FAQ sur le bilan carbone d’une flotte maritime de plaisance professionnelle

Comment définir le périmètre d’un bilan carbone pour une flotte de navires de plaisance professionnelle ?

Le périmètre d’un bilan carbone de flotte maritime doit couvrir au minimum les émissions directes de combustion de carburants à bord des navires, classées en Scope 1. Il est recommandé d’y ajouter le Scope 2, qui inclut l’électricité consommée au port, ainsi qu’un Scope 3 priorisé sur les postes les plus significatifs comme la maintenance, les pièces détachées et le transport des passagers. Cette approche élargie reflète mieux l’empreinte carbone réelle de l’activité de transport maritime de plaisance et facilite la comparaison avec les référentiels internationaux.

Quelles méthodes utiliser : GHG Protocol, Bilan Carbone v8 ou ISO 14064 ?

Les trois cadres méthodologiques sont compatibles avec un bilan carbone de flotte maritime, mais ils répondent à des usages légèrement différents. Le GHG Protocol est souvent privilégié pour l’alignement avec les standards internationaux et les trajectoires SBTi, tandis que la méthode Bilan Carbone v8 est très adaptée au contexte français et aux facteurs d’émission de la Base Carbone ADEME. La norme ISO 14064 apporte une structure utile pour la vérification externe, ce qui peut renforcer la crédibilité RSE auprès des investisseurs et des autorités maritimes.

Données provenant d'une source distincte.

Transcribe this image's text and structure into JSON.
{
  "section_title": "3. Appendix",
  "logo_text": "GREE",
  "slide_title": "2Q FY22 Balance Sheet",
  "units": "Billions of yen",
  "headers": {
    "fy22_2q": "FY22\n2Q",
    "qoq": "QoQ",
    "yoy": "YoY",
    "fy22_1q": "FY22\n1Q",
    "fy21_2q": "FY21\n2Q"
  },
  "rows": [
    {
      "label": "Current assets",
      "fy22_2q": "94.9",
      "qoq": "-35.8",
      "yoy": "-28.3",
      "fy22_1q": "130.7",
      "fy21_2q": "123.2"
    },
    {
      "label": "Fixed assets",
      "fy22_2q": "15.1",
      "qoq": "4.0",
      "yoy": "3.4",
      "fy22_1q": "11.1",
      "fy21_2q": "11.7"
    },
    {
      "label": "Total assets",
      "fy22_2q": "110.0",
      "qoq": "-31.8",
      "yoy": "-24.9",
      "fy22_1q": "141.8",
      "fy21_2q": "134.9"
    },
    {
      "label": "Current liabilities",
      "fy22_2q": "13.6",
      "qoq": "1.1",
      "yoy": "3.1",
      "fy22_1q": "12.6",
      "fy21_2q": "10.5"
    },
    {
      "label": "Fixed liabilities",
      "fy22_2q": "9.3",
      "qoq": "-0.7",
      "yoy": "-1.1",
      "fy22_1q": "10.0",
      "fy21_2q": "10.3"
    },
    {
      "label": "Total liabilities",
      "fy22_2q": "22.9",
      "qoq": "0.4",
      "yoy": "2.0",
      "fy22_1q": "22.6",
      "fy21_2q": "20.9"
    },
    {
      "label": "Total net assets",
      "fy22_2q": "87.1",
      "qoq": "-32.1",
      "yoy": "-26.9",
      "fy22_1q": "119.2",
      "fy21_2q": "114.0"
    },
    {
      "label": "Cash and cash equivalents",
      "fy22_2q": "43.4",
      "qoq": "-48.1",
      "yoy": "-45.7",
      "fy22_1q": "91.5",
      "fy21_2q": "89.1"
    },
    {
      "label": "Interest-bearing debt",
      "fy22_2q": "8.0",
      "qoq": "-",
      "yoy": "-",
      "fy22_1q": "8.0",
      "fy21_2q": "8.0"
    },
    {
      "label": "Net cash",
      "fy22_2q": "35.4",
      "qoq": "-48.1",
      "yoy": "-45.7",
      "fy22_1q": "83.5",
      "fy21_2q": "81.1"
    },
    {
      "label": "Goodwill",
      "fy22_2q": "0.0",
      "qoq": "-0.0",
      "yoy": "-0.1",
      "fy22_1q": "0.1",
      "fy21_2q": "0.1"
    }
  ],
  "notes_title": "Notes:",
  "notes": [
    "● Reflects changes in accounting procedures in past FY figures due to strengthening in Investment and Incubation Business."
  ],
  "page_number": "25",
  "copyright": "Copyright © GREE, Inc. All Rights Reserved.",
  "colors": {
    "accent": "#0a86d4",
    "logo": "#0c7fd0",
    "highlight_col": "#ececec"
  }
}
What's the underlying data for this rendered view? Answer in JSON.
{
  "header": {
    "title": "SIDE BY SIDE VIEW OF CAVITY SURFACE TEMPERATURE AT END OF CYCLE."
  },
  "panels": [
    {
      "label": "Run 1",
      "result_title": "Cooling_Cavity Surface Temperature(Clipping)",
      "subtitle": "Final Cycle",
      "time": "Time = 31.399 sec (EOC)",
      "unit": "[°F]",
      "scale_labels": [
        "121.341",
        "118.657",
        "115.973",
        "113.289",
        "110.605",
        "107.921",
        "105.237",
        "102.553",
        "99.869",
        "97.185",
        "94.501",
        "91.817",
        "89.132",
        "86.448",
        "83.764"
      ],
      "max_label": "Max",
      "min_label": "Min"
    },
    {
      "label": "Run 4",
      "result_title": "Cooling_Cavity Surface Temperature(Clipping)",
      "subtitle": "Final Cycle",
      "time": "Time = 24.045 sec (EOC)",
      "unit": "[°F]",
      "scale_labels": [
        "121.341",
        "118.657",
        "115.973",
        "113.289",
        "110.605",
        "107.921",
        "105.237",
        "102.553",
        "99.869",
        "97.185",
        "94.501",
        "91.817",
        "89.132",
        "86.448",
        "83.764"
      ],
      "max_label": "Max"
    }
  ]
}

Comment collecter des données fiables de consommation de carburants à bord ?

La collecte de données pour un bilan carbone de flotte maritime gagne en fiabilité lorsqu’elle s’appuie sur des systèmes numériques embarqués plutôt que sur des relevés manuels. L’installation de compteurs de carburants, couplés à un ERP de bord ou à un système de suivi des voyages, permet de relier précisément les consommations aux routes, aux conditions météo et aux profils de charge. Cette précision facilite ensuite l’analyse de l’intensité carbone et l’identification des leviers de réduction des émissions de gaz à effet de serre.

Comment intégrer les carburants alternatifs et le gaz naturel liquéfié dans le bilan ?

Les carburants alternatifs et le gaz naturel liquéfié doivent être intégrés au bilan carbone de flotte maritime avec des facteurs d’émission spécifiques, issus de la Base Carbone ADEME ou de référentiels reconnus. Même si ces énergies réduisent certaines formes de pollution, comme la teneur en soufre ou les particules, elles génèrent toujours des émissions de gaz à effet de serre sur l’ensemble du cycle de vie. Il est donc essentiel de comparer les scénarios de transition énergétique en analyse de cycle de vie complète, plutôt que de se limiter aux seules émissions à l’échappement.

Comment transformer le bilan carbone en trajectoire de réduction alignée avec la Journée mondiale de la Terre ?

Pour faire du bilan carbone de flotte maritime un outil de pilotage, il convient de fixer des objectifs chiffrés de réduction des émissions à horizon pluriannuel, en cohérence avec une trajectoire SBTi. Ces objectifs doivent être déclinés en plans d’action concrets sur les navires, les ports et la chaîne de valeur, avec des indicateurs d’intensité carbone suivis saison après saison. Présenter ces engagements autour de la Journée mondiale de la Terre permet de donner de la visibilité aux parties prenantes et d’ancrer la transition écologique dans le calendrier stratégique de l’entreprise, tout en valorisant les progrès réalisés année après année.